- Russell
- Coordinates: 33°58′43″N 83°42′0″W﻿ / ﻿33.97861°N 83.70000°W
- Country: United States
- State: Georgia
- County: Barrow

Area
- • Total: 1.16 sq mi (3.01 km^{2})
- • Land: 1.16 sq mi (3.01 km^{2})
- • Water: 0 sq mi (0.00 km^{2})
- Elevation: 980 ft (300 m)

Population (2020)
- • Total: 1,322
- • Density: 1,137.8/sq mi (439.32/km^{2})
- Time zone: UTC-5 (Eastern (EST))
- • Summer (DST): UTC-4 (EDT)
- ZIP code: 30680
- FIPS code: 13-67676
- GNIS feature ID: 0332944

= Russell, Georgia =

Russell is an unincorporated community and census-designated place (CDP) in Barrow County, Georgia, United States. As of the 2020 census, Russell had a population of 1,322.
==History==
The community most likely was named after Richard Russell Sr. (1861–1938), chief justice of the Georgia Supreme Court.

The Georgia General Assembly incorporated Russell in 1902. The city's municipal charter was repealed in 1995.

==Geography==
Russell is located in central Barrow County at . It is bordered to the north and west by the city of Winder, the Barrow County seat.

According to the United States Census Bureau, the CDP has a total area of 3.1 km2, all land.

==Demographics==

Russell first appeared as a census designated place in the 2020 U.S. census.

Historical population
| Census | Pop. | Note | %± |
| 2010 | 1,203 |  | — |
| 2020 | 1,322 |  | 9.9% |
U.S. Decennial Census 1850-1870 1870-1880 1890-1910 1920-1930 1940 1950 1960 1970 1980 1990 2000 2010 2020

===Racial and ethnic composition===

Russell CDP, Georgia – Racial and ethnic composition Note: the US Census treats Hispanic/Latino as an ethnic category. This table excludes Latinos from the racial categories and assigns them to a separate category. Hispanics/Latinos may be of any race.
| Race / Ethnicity (NH = Non-Hispanic) | Pop 2010 | Pop 2020 | % 2010 | % 2020 |
|---|---|---|---|---|
| White alone (NH) | 714 | 680 | 59.35% | 51.44% |
| Black or African American alone (NH) | 189 | 179 | 15.71% | 13.54% |
| Native American or Alaska Native alone (NH) | 7 | 1 | 0.58% | 0.08% |
| Asian alone (NH) | 51 | 61 | 4.24% | 4.61% |
| Pacific Islander alone (NH) | 0 | 0 | 0.00% | 0.00% |
| Other race alone (NH) | 7 | 11 | 0.58% | 0.83% |
| Mixed race or Multiracial (NH) | 31 | 54 | 2.58% | 4.08% |
| Hispanic or Latino (any race) | 204 | 336 | 16.96% | 25.42% |
| Total | 1,203 | 1,322 | 100.00% | 100.00% |

===2020 census===

As of the 2020 census, Russell had a population of 1,322. The median age was 32.0 years. 29.7% of residents were under the age of 18 and 8.7% of residents were 65 years of age or older.
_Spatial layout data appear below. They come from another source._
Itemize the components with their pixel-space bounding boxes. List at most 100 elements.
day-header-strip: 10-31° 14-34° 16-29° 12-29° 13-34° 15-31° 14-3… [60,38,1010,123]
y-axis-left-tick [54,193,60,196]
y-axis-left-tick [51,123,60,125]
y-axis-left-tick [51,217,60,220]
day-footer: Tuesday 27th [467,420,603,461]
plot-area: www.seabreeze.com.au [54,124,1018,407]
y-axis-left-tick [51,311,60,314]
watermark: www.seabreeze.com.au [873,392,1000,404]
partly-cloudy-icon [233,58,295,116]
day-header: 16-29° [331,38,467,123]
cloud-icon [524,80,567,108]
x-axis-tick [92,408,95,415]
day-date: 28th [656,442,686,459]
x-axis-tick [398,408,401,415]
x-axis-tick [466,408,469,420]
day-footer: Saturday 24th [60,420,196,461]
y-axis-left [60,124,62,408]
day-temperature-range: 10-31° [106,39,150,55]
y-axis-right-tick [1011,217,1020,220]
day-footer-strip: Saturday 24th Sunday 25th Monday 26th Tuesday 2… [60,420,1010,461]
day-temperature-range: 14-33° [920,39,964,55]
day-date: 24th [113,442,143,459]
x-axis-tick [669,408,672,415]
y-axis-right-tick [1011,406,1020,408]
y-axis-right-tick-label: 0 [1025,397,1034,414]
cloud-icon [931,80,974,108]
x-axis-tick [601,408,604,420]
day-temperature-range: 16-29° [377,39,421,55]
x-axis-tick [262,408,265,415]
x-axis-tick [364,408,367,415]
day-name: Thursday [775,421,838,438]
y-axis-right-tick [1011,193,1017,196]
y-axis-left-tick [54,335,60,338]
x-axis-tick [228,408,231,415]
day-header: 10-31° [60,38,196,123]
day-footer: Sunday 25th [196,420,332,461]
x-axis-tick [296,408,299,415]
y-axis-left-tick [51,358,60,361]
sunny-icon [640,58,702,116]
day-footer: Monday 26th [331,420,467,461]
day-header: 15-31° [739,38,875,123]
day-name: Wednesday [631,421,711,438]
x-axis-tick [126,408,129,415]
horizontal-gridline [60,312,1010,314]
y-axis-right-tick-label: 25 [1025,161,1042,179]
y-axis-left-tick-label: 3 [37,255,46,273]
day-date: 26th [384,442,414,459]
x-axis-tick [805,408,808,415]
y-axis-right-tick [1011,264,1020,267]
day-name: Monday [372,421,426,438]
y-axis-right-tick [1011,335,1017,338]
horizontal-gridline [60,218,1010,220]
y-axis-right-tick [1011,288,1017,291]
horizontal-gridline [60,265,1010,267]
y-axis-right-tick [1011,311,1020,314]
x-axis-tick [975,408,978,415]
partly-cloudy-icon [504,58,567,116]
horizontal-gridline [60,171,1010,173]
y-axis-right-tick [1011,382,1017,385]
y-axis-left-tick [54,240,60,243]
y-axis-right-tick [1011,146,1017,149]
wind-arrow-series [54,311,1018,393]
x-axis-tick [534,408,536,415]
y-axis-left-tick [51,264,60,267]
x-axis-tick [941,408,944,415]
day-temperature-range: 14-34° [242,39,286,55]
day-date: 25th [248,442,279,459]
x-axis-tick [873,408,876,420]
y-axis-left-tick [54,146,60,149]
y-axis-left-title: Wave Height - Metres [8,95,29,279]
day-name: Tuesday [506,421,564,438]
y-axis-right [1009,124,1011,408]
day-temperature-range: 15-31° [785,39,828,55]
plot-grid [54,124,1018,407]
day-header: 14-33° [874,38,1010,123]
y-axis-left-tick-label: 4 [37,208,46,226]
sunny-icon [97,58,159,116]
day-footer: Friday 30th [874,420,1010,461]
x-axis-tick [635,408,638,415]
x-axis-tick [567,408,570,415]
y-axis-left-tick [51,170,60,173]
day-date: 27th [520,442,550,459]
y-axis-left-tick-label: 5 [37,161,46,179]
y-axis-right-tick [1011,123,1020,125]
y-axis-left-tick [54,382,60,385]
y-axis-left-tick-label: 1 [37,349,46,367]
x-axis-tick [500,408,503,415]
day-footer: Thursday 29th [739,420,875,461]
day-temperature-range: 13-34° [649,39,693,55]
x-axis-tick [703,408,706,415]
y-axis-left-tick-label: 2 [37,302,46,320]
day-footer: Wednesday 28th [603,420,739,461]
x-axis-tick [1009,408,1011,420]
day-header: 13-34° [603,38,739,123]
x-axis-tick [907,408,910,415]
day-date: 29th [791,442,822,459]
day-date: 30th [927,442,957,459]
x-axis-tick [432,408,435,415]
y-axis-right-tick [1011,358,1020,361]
For every 100 females there were 107.9 males, and for every 100 females age 18 and over there were 100.9 males age 18 and over.

100.0% of residents lived in urban areas, while 0.0% lived in rural areas.

There were 420 households in Russell, of which 44.0% had children under the age of 18 living in them. Of all households, 41.7% were married-couple households, 22.4% were households with a male householder and no spouse or partner present, and 25.7% were households with a female householder and no spouse or partner present. About 19.6% of all households were made up of individuals and 6.9% had someone living alone who was 65 years of age or older.

There were 448 housing units, of which 6.2% were vacant. The homeowner vacancy rate was 0.9% and the rental vacancy rate was 6.3%.
==Education==
It is in Barrow County Schools. Zoned schools include Holsenbeck Elementary School and Winder-Barrow High School.